4 boneless, skinless chicken breat halves
1 (5.5 oz) can pineapple chunks in juice, drained
1/2 c. teriyaki marinade
4 c. chopped iceberg lettuce
4 c. chopped green leaf lettuce
1 c. chopped red cabbage
Tortilla chips

Pica de Gallo:
2 medium tomatoes, diced
1/2 c. diced Spanish onion
2 tsp. finely minced fresh cilantro
Pinch of salt
2 tsp. chopped fresh jalapeno pepper, seeded and de-ribbed

Honey Lime Dressing:
1/4 c. Grey Poupon Dijon mustard
1/4 c. honey
1 1/2 tsp. granulated sugar
1 T. sesame oil
1 1/2 T. apple cider vinegar
1 1/2 tsp. lime juice

Combine all ingredients for Pico de Gallo in a small bowl. Cover and chill.

Blend all the ingredients for the Honey Lime Dressing in a small bowl with an electric mixer. Cover and chill.
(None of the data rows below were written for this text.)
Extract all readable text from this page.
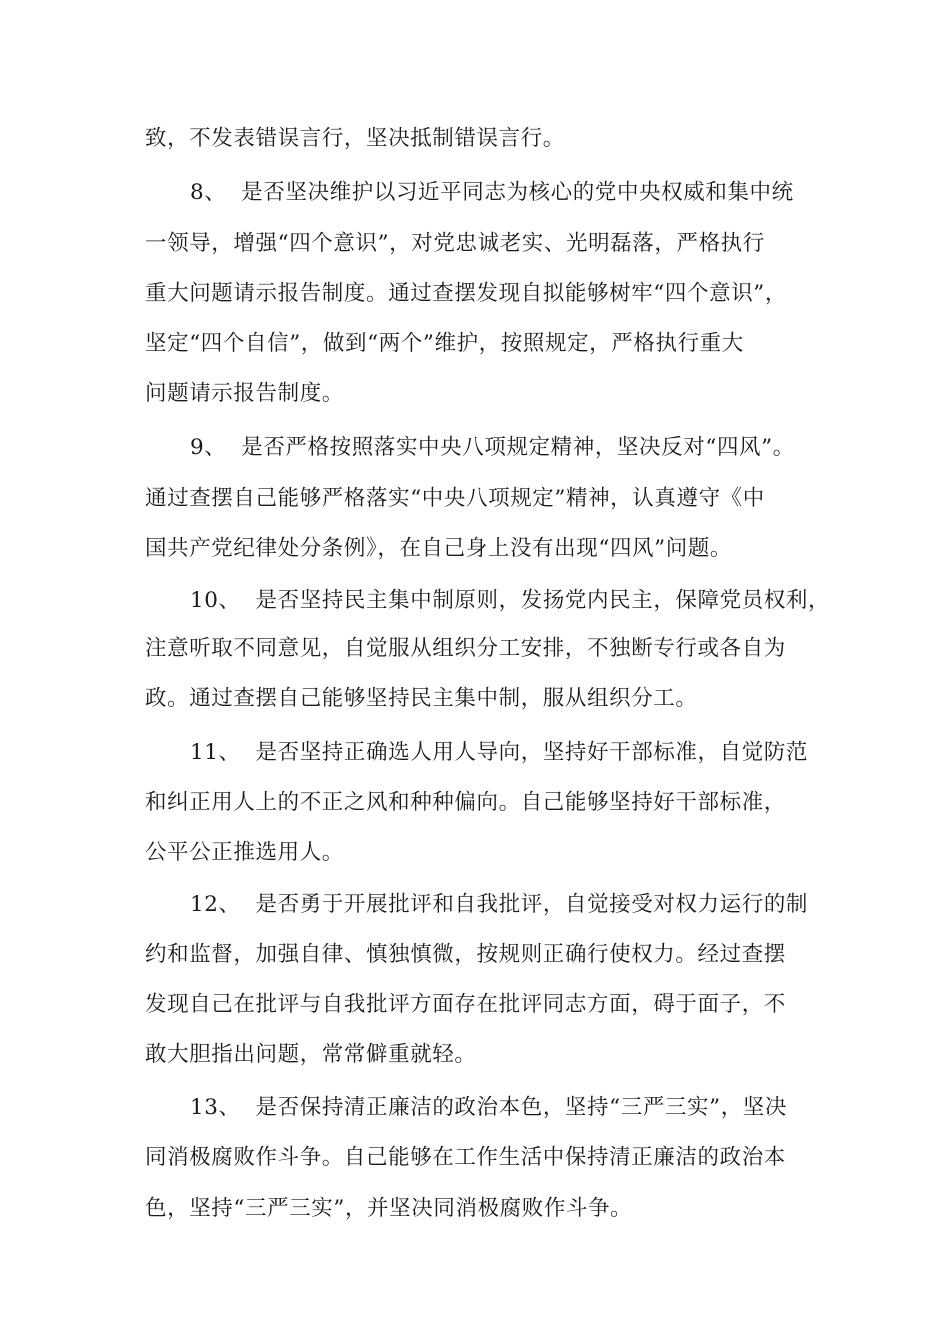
致，不发表错误言行，坚决抵制错误言行。
8、  是否坚决维护以习近平同志为核心的党中央权威和集中统
一领导，增强“四个意识”，对党忠诚老实、光明磊落，严格执行
重大问题请示报告制度。通过查摆发现自拟能够树牢“四个意识”，
坚定“四个自信”，做到“两个”维护，按照规定，严格执行重大
问题请示报告制度。
9、  是否严格按照落实中央八项规定精神，坚决反对“四风”。
通过查摆自己能够严格落实“中央八项规定”精神，认真遵守《中
国共产党纪律处分条例》，在自己身上没有出现“四风”问题。
10、  是否坚持民主集中制原则，发扬党内民主，保障党员权利，
注意听取不同意见，自觉服从组织分工安排，不独断专行或各自为
政。通过查摆自己能够坚持民主集中制，服从组织分工。
11、  是否坚持正确选人用人导向，坚持好干部标准，自觉防范
和纠正用人上的不正之风和种种偏向。自己能够坚持好干部标准，
公平公正推选用人。
12、  是否勇于开展批评和自我批评，自觉接受对权力运行的制
约和监督，加强自律、慎独慎微，按规则正确行使权力。经过查摆
发现自己在批评与自我批评方面存在批评同志方面，碍于面子，不
敢大胆指出问题，常常僻重就轻。
13、  是否保持清正廉洁的政治本色，坚持“三严三实”，坚决
同消极腐败作斗争。自己能够在工作生活中保持清正廉洁的政治本
色，坚持“三严三实”，并坚决同消极腐败作斗争。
Marinate the chicken in the teriyaki for at least two hours. Use a resealable plastic bag. Put in fridge.

Preheat outdoor or indoor grill. Grill the chicken for 4-5 minutes per side or until done.

Toss the lettuces and cabbage together and divide into 2 large serving size salad bowls. Divide the pico de gallo and pour in equal portions over the two bowls of greens. Divide the pineapple and sprinkle on salads. Break tortilla chips into large chunks and sprinkle on salads.

Slice the grilled chicken into thin strips and divide among bowls. Pour the dressing into two small bowls and serve with the salads.